There are about 200 saris in there, many older than me. My mother danced on stage in a sari. She went to college in a sari. And wherever she went on holiday, she found the sari shop.
"I went to Paris, I got French chiffon. I must look for a sari, first thing," she recalls.
But in recent years, Indian women have been buying fewer saris. Instead, they wear jeans and business suits, even nighties.
Stalls selling nighties do roaring business, sometimes cheekily right next to a sari shop.
My mother finds it shocking that Indians go out in their nighties. In her day, Bollywood stars sang coy love songs as the hero tugged at the heroine's sari.
It's a different Bollywood now. Malavika Banerjee, who runs the boutique Byloom in Kolkata, was appalled when a famous Bollywood actress and designer said she wears a sari when she "is feeling fat."
"It's a death blow to the garment," Banerjee says.
So she and other retailers are trying to breathe new life into saris. Byloom updates traditional handwoven fabric.
"We've tried to make it lighter, we've played around with color palettes," she says.
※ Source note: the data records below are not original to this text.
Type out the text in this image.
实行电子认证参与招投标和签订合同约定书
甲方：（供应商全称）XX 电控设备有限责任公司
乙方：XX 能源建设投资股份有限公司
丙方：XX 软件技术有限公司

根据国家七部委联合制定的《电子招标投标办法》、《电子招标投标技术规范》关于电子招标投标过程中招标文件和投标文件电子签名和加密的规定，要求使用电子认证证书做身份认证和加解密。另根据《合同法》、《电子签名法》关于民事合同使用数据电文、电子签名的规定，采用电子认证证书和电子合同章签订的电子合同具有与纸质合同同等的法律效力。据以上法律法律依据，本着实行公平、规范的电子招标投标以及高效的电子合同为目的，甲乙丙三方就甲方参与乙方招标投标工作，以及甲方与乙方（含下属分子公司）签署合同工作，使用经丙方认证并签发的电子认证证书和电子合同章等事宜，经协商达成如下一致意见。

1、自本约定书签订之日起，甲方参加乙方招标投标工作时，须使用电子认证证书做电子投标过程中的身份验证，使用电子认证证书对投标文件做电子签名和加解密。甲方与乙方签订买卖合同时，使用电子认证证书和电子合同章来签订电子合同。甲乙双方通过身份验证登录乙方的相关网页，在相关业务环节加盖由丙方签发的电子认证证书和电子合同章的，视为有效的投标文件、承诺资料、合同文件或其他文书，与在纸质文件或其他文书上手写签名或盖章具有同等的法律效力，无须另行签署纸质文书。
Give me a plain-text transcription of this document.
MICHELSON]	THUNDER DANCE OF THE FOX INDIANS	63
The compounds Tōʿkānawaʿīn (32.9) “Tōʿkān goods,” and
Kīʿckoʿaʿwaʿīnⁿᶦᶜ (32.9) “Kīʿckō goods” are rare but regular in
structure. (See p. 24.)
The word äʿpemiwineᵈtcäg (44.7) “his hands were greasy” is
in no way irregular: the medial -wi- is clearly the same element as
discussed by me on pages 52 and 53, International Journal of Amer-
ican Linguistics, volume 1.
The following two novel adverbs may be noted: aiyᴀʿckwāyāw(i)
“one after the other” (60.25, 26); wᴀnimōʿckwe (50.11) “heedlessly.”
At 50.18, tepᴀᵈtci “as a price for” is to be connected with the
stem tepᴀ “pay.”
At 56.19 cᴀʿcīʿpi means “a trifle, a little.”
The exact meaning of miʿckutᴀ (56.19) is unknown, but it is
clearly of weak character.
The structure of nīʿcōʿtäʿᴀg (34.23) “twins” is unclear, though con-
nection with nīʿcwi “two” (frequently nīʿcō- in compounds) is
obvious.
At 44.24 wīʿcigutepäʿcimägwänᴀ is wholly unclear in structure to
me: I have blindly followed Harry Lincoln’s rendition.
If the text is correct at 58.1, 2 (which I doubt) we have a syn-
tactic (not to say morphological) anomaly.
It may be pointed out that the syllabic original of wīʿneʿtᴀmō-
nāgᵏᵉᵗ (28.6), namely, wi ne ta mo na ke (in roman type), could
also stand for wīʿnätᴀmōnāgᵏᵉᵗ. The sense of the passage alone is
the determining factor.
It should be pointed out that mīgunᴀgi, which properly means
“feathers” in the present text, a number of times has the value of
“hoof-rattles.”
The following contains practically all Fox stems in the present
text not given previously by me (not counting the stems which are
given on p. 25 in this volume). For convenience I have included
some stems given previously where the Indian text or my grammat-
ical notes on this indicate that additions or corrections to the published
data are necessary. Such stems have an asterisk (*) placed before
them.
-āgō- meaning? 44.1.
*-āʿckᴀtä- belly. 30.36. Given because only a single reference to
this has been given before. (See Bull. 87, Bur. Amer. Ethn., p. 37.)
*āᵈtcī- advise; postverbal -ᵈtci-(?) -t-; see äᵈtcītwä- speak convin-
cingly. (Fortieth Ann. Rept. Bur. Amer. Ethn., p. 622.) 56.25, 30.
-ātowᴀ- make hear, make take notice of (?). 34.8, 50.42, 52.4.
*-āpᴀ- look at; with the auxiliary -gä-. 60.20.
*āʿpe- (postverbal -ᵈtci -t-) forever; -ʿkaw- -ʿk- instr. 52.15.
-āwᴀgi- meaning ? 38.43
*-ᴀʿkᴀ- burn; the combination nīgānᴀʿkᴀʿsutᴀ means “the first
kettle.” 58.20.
Indian designers are remembering that saris don't have to be boring and grandmotherly.
The design duo Dev r Nil showcases them with pop art prints: sunglasses, taxis, Che Guevara, butterflies, roses.
Nil, who goes by one name, shows me a whole boudoir for elaborate bridal saris.
"This is gold, metallic gold ... the glass beads, and zari, gold zari [a type of thread]," he says.
"The embroidery can be starting from 500 hours to 2,000, 3,000 hours of human labor of embroidery. So you can imagine the amount of time," he says. "So of course they come out to be humongously, obnoxiously expensive."
The big fat Indian wedding, says Nil, provides work for hundreds. He recently dressed one of India's hottest actresses in a sari — though not a sari my mother would recognize.
It was, Nil says, "inspired by the war camouflage, but we have used roses to make the camouflage pattern."
When high fashion meets six yards of cloth, mistakes can happen. Lady Gaga shredded a sari to reveal a bodysuit, fishnet stockings and boots. Boutique-owner Malavika Banerjee rolls her eyes.
"What Lady Gaga did doesn't hold a candle to some of the sculptures we have in our temples where the sari has been worn in the most provocative and sexy manner possible," she says.
But if the sari's obituary is premature, its renaissance isn't complete either. Banerjee worries that weavers would rather their children pick up computer skills than old weaving techniques.
"If we don't make weaving ... an accepted, a modern and something to be proud of, then I am afraid that, you know, may not be in our lifetimes, but weaving, hand-weaving, will die," she says.
And we will be left only with carefully folded saris like those in my mother's closet. Her latest pastime is choosing the right sari for her final outfit someday.
"I can wear those things on my last journey," she says.
It has to be nice — but not one she loves too much.
"I told my daughter, 'Don't use those new saris,' " she says. " 'Rather you will wear it, that's much better.' "
My mother wants her favorite saris to live on beyond her. Because sometimes, love is all about saying sari.